Par ailleurs, il faut noter et retenir que les HE ne s’utilisent pas impunément en parallèle de la chimiothérapie, et que toute utilisation d’HE dans ce cadre doit être validée par un professionnel de santé. De même, les conseils prodigués ici ne se substituent pas à une consultation médicale. Enfin, n’interrompez ou ne modifiez jamais un traitement médical de votre propre chef.
1. Qu'est-ce qu'un cancer
Le cancer résulte de la survenue d’un dysfonctionnement au niveau de certaines cellules de l’organisme. Celles-ci se mettent à se multiplier de manière anarchique et à proliférer, formant ainsi un néoplasme.
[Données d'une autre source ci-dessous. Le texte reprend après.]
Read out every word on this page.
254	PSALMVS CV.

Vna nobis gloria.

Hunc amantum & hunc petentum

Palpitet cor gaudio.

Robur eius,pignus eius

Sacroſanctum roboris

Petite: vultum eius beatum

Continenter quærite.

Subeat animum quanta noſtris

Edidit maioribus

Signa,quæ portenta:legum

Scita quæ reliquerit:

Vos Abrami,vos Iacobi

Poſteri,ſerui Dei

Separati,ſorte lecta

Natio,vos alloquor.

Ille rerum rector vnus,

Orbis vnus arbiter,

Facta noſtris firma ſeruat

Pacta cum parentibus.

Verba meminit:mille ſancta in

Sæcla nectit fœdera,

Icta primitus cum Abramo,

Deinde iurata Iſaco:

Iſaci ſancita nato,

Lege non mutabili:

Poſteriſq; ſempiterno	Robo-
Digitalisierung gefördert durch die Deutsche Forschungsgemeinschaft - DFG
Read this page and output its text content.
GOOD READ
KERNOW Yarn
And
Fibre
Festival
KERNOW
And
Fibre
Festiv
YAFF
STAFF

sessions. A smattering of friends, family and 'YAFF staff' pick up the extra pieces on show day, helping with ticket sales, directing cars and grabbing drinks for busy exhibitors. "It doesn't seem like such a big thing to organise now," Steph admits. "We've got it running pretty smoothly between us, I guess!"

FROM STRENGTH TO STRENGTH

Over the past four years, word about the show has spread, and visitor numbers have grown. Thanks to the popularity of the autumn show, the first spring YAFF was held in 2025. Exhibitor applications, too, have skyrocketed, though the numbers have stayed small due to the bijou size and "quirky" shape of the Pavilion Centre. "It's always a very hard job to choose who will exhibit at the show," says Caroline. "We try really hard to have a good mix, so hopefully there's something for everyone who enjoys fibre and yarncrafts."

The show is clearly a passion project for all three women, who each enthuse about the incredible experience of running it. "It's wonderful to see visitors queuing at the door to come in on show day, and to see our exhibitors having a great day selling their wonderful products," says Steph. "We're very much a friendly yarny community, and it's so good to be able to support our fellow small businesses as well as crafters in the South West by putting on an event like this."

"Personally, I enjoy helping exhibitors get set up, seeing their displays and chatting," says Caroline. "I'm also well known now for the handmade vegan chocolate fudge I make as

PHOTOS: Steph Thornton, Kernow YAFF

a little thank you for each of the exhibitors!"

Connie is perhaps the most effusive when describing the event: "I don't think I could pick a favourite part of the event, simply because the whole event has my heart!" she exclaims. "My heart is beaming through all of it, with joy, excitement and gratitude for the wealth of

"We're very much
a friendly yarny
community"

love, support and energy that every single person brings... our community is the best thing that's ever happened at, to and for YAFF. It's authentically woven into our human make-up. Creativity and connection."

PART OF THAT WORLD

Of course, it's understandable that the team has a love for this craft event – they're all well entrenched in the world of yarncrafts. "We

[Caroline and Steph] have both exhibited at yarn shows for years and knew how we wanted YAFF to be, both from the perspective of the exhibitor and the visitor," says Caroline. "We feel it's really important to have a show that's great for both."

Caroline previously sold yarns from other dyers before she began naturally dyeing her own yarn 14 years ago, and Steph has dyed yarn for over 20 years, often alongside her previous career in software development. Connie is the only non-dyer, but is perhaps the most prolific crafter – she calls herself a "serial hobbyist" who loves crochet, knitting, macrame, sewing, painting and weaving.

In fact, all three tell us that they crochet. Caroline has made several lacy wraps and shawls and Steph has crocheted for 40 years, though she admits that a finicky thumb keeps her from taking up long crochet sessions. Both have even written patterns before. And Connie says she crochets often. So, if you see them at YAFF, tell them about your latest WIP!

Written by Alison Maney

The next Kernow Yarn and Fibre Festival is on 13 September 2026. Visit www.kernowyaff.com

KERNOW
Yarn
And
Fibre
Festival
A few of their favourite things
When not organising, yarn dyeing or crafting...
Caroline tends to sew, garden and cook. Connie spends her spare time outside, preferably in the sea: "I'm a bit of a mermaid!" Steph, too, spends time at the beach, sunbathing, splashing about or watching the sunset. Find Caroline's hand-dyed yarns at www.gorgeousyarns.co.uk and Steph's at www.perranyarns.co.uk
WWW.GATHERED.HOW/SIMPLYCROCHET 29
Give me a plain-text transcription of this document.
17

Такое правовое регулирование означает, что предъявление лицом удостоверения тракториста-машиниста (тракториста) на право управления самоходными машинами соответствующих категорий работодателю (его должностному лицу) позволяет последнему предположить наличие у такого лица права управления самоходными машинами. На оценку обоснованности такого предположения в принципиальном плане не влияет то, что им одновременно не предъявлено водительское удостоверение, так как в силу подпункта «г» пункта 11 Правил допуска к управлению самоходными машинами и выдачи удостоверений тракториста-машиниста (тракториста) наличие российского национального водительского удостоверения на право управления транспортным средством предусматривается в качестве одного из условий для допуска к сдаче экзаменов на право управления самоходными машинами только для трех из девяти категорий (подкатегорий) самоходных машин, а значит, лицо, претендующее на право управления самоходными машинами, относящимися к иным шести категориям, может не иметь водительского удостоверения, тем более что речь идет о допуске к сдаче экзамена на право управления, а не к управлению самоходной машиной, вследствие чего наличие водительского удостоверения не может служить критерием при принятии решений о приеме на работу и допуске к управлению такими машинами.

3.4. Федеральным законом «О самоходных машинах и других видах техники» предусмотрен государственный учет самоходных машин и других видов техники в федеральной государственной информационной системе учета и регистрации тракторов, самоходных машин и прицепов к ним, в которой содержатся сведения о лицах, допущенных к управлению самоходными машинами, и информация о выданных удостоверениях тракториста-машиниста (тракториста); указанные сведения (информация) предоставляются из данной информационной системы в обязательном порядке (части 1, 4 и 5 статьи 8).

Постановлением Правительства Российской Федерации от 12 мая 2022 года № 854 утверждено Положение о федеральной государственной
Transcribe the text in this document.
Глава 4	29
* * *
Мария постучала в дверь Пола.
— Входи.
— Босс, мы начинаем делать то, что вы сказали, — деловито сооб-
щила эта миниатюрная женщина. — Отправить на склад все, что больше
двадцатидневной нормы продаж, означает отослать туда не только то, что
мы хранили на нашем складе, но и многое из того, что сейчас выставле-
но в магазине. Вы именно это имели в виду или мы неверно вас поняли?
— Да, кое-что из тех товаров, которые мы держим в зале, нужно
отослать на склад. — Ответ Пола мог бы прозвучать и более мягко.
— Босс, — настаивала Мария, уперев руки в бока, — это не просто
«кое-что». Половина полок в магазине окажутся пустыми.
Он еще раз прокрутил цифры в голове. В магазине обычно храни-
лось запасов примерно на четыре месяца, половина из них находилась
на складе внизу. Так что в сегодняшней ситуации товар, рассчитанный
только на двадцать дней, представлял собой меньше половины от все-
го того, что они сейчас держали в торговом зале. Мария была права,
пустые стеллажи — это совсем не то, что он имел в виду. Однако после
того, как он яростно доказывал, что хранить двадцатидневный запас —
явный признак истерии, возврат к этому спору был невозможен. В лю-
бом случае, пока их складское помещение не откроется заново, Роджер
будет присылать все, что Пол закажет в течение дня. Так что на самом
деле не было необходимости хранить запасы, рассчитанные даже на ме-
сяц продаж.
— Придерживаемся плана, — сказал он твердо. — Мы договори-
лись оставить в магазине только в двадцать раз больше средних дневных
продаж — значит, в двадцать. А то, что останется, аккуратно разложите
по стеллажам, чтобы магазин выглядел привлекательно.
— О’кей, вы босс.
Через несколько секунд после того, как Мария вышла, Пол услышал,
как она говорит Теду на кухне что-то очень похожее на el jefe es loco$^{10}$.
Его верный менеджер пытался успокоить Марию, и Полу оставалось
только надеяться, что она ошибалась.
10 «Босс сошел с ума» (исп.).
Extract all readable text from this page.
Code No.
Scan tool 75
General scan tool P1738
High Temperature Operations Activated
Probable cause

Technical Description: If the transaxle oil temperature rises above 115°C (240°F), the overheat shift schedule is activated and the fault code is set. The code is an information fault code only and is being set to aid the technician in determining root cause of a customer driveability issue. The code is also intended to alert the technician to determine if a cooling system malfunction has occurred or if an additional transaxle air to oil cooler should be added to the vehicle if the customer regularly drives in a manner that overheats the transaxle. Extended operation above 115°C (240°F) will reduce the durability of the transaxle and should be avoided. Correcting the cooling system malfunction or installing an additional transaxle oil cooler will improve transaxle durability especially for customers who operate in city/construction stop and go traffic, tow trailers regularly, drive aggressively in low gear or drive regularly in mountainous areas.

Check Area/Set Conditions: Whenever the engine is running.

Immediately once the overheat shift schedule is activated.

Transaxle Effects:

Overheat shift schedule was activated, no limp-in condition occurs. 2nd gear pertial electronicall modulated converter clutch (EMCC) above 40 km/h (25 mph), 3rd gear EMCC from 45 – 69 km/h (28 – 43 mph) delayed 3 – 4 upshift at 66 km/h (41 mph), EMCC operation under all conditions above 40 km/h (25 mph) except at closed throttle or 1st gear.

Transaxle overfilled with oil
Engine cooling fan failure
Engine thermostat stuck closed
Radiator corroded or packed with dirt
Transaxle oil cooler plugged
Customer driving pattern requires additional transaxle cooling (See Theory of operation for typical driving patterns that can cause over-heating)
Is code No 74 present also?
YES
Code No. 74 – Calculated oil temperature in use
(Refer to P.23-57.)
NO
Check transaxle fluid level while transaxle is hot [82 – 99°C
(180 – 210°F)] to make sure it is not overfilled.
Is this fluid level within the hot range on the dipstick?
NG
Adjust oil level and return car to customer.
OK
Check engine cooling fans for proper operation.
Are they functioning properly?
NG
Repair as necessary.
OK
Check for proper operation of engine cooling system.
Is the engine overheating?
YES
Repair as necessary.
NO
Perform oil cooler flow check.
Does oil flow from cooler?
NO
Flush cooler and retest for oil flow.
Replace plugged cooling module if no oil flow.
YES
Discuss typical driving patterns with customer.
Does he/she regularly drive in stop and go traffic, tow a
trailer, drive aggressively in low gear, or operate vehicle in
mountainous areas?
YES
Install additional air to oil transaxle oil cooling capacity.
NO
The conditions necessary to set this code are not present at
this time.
Quelle différence entre néoplasme et cancer ?
Cette masse, au départ localisée, peut ensuite s’étendre aux tissus environnants puis donner naissance à des cellules qui vont migrer à distance où elles formeront des métastases (Figure 1).
Le cancer va donc apparaitre lorsque les mécanismes de contrôle de la division cellulaire ne sont plus opérants. Ces cellules vont alors se reproduire de façon excessive, anarchique et incontrôlée.
Le cancer regroupe plus d’une centaine de maladies. C’est pourquoi on ne devrait plus parler d’UN cancer, mais DES cancers. La quasi-totalité des tissus peut être atteinte par cette pathologie. Chaque cancer a ses propres caractéristiques mais les mécanismes originels sont communs : on parle de cancérisation des cellules.
Comment une tumeur se forme-t-elle ?
Différentes étapes ont été identifiées dans le développement d’un cancer : La cellule commence par se transformer en cellule cancéreuse, puis elle se développe pour donner une tumeur, qui va tendre à se disséminer vers d‘autres organes (Figure 2).
Même si la prédisposition génétique joue un rôle dans la probabilité de développer un cancer, on estime que 70 à 90% des cancers humains peuvent être attribués à une cause environnementale ou chimique (1) !
Le développement d’un cancer nécessite trois étapes :
- Initiation : La substance carcinogène se lie à l’ADN. Ce stade peut ne présenter aucun effet délétère, si l’ADN est réparé ou si cette liaison mène à la destruction de la cellule. Cependant, si la mutation est ancrée dans la cellule, elle est irréversiblement altérée et devient « initiée ».
- Promotion: Les substances promotrices agissent en stimulant la prolifération de cellules initiées. Cette étape peut impliquer des gènes particuliers (voir ci-dessous) ou inhiber les processus naturels de réparation de l’ADN. Cette étape est dose-dépendante et réversible après élimination de l’agent promoteur.
- Progression : Cette étape implique une croissance anormale des cellules, une amplification de certains gènes, une perte de l’intégrité chromosomique, une angiogénèse (formation de nouveau vaisseaux sanguins au niveau de la tumeur) et éventuellement une métastasisation.
Il est important de garder à l’esprit ces éléments dans le cadre de l’utilisation des Huiles Essentielles et cancer.
2. Comment la cellule cancéreuse se forme-t-elle ?
Lors de cette étape, une cellule saine au départ, subit une lésion majeure au niveau de son ADN qui l’amène à se transformer (c’est-à-dire à devenir une cellule cancéreuse). Cette transformation met en jeu des substances dites cancérigènes (on dit aussi cancérogènes ou carcinogènes).
Facteurs cancérigènes
Il existe plusieurs catégories de facteurs qui favorisent ces mutations :
- Facteurs physiques: Des rayonnements (les rayons UV du soleil par exemple), ou certains traumatismes d’origine mécanique peuvent avoir une action cancérigène.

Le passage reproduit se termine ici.